For these reasons I think the Company was entitled to an injunction restraining the appellant from using its trade names as the style of his business. The business is, however, his, and it does not follow that by the use of its trade names in Northcote the Company or its successor in title is at liberty to represent that it is carrying on the same business.

The order of the Supreme Court is right, and the appeal should be dismissed with costs.

Evatt J.

In the Supreme Court of Victoria the respondent Company, J. H. Coles Proprietary Limited (in liquidation), succeeded in obtaining a finding that, in January 1931 the appellant, J. F. Need, was representing to the public that the business he then conducted in a store in High Street, Northcote, was the business of the respondent. An injunction was granted restraining the appellant (a) from carrying on business under the name of "J. H. Coles Stores" or "J. H. Coles 3d., 6d. and 1/- Stores" and from affixing such names upon his business premises, and (b) from otherwise representing to the public that the business carried on at Northcote was the business of J. H. Coles Proprietary Limited.

The facts are not in dispute. Need did use the names of "J. H. Coles Stores" and "J. H. Coles 3d., 6d. and 1/- Stores." The respondent Company was also using such names where its own business or branches were being conducted, and, but for the special facts to which I shall shortly refer, the respondent Company would obviously be entitled to retain its injunction.

In 1928 J. H. Coles Proprietary Limited dealt in "fancy goods," carrying on business in a warehouse in the city of Melbourne, and having two retail shops elsewhere. In order to find an outlet for its goods a number of other shops were opened in the suburbs of Melbourne. Goods were supplied by the Company to the proprietors. And the business, although not owned by the Company, used its trade name and signs.

One of these shops was Need's. On January 3rd, 1928, the Company advertised that it was prepared to fit up and stock a limited number of country and suburban stores "on similar lines to our own." Need saw the manager and it was agreed (1) that Need would open a shop at Glenferrie and use the name of "J. H. Coles 3d., 6d. and 1/- Store" as the title of the business; (2) that the Company would supply him with the class of goods usually sold in its shops, at actual cost price, the Company taking five per cent commission on all purchases; and (3) that Need would buy all his goods from the Company so far as it could supply them and at prices not more than those at which they were procurable elsewhere. No time was fixed for the duration of the agreement.

A suitable shop could not be found at Glenferrie, so Need arranged with the Company's manager to start his business, on the terms mentioned, at 339 High Street, Northcote. Need took a lease of the premises, spent £1,750 on fittings and made a £1,500 purchase of goods from the Company. February 10th, 1928, was the opening day of the business; the Company's directors attended and gave the new enterprise their blessing. The Company's manager had himself directed a signwriter usually employed by the Company to affix on the front of the store the very signs and names which Need has been restrained from using.

From February 1928 until January 1931, when this suit commenced, the Northcote business of Need's retained all the outward appearances of a business which was no more than one of the Company's branches.

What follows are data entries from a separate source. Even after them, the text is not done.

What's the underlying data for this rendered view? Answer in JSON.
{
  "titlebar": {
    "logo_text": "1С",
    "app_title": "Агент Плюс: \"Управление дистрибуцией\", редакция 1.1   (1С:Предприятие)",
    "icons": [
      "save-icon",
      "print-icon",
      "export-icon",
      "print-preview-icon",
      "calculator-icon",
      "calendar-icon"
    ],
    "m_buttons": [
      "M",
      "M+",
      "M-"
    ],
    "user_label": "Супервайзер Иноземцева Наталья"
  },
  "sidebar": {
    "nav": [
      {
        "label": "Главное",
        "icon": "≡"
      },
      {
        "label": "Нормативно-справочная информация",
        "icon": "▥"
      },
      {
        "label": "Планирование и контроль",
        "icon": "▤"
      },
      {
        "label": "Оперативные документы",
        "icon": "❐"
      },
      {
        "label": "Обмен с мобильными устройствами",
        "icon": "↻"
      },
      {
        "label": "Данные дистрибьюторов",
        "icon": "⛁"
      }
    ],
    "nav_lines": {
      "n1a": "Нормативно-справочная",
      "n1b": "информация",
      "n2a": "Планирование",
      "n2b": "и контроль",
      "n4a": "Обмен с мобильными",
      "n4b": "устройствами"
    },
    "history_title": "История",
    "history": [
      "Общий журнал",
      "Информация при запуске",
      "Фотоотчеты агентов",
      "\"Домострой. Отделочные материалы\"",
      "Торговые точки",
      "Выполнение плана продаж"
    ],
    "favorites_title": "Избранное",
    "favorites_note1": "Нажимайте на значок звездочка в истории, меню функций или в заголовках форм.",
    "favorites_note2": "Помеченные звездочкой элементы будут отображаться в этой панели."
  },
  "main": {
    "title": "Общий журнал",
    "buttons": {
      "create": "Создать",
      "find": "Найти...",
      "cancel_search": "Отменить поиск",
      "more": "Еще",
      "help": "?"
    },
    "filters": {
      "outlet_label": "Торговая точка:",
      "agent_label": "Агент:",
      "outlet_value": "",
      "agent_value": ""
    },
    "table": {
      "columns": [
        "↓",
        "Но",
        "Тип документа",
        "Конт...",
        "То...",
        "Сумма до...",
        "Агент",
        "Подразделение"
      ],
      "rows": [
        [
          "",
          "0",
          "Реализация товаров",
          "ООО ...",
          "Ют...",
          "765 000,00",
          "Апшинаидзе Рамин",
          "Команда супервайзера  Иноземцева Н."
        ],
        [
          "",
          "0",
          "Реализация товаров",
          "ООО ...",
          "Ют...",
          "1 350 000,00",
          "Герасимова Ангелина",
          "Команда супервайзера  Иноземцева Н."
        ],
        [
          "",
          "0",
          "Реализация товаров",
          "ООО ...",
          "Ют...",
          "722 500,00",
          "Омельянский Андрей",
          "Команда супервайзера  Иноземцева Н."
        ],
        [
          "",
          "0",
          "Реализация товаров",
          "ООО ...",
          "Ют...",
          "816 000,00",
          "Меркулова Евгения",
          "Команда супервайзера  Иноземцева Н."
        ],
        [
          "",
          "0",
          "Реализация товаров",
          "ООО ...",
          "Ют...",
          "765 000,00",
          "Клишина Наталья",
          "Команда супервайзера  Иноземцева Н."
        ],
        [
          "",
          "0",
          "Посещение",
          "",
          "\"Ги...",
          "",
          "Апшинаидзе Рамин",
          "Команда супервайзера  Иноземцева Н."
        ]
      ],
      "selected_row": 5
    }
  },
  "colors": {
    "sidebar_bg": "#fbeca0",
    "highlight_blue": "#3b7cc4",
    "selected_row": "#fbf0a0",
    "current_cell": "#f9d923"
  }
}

During this period of three years the actual relationship between the Company and Need's business may shortly be described:—

(1)
From February 1928 until October 1928, Need purchased all his stock from the Company on the five per cent commission basis, and sold no goods obtained from any other source.
(2)
After October 1928 Need was unable to obtain regular supplies from the Company, and, with the Company's consent, purchased goods from other places.
(3)
These outside purchases increased until July 1929, when Need's orders could only be fulfilled to a small extent by the Company, and he was then informed by the manager to "suit himself as to buying outside," to buy what he could from the Company and resume purchasing from the Company later, when it was able to maintain a better stock.
(4)
In September 1929 the Company arranged that Need would pay five per cent commission to the Company on the goods he purchased outside the Company. This arrangement Need found it difficult to keep up, and a suggestion was made that the commission should be reduced to two per cent.
(5)
From July 1929 until June 30th, 1930, when the Company went into liquidation, Need continued to obtain extensive supplies of goods from outside sources, and sold these goods in the course of his business.
(6)
After the liquidation Need continued to purchase from the liquidator and manager such goods as suited him. He continued, however, to purchase goods elsewhere. The manager for the liquidator has stated that he was "not concerned in any way with Need's purchases of goods from other sources."


It may fairly be assumed that in February 1928, when Need commenced to trade in Northcote, those residents of the suburb who became his customers probably thought that the business was being controlled by the same authority and to the same extent as were the Company's own retail shops. But this was not true in fact because, from the outset, the business was Need's and not the Company's.

Mr. Menzies has suggested that all that would necessarily be implied in the use of the name "J. H. Coles Store" was a close or intimate business relationship between Need's Northcote business and the Company, and that such relationship existed in point of fact. In my opinion the name implied much more. It was quite possible to indicate on the shop that the Company merely supplied its goods to Need. The reason why this was not done was that both the Company and Need intended the Northcote public to think that the business was merely a branch of the Company. The Company stood to gain something by this representation. At the least it was a good advertisement, but it probably tended to attract customers of the Northcote shop to those retail businesses which the Company itself conducted elsewhere under the same names.

What the Northcote public was intended to believe was that the Company owned and controlled the business.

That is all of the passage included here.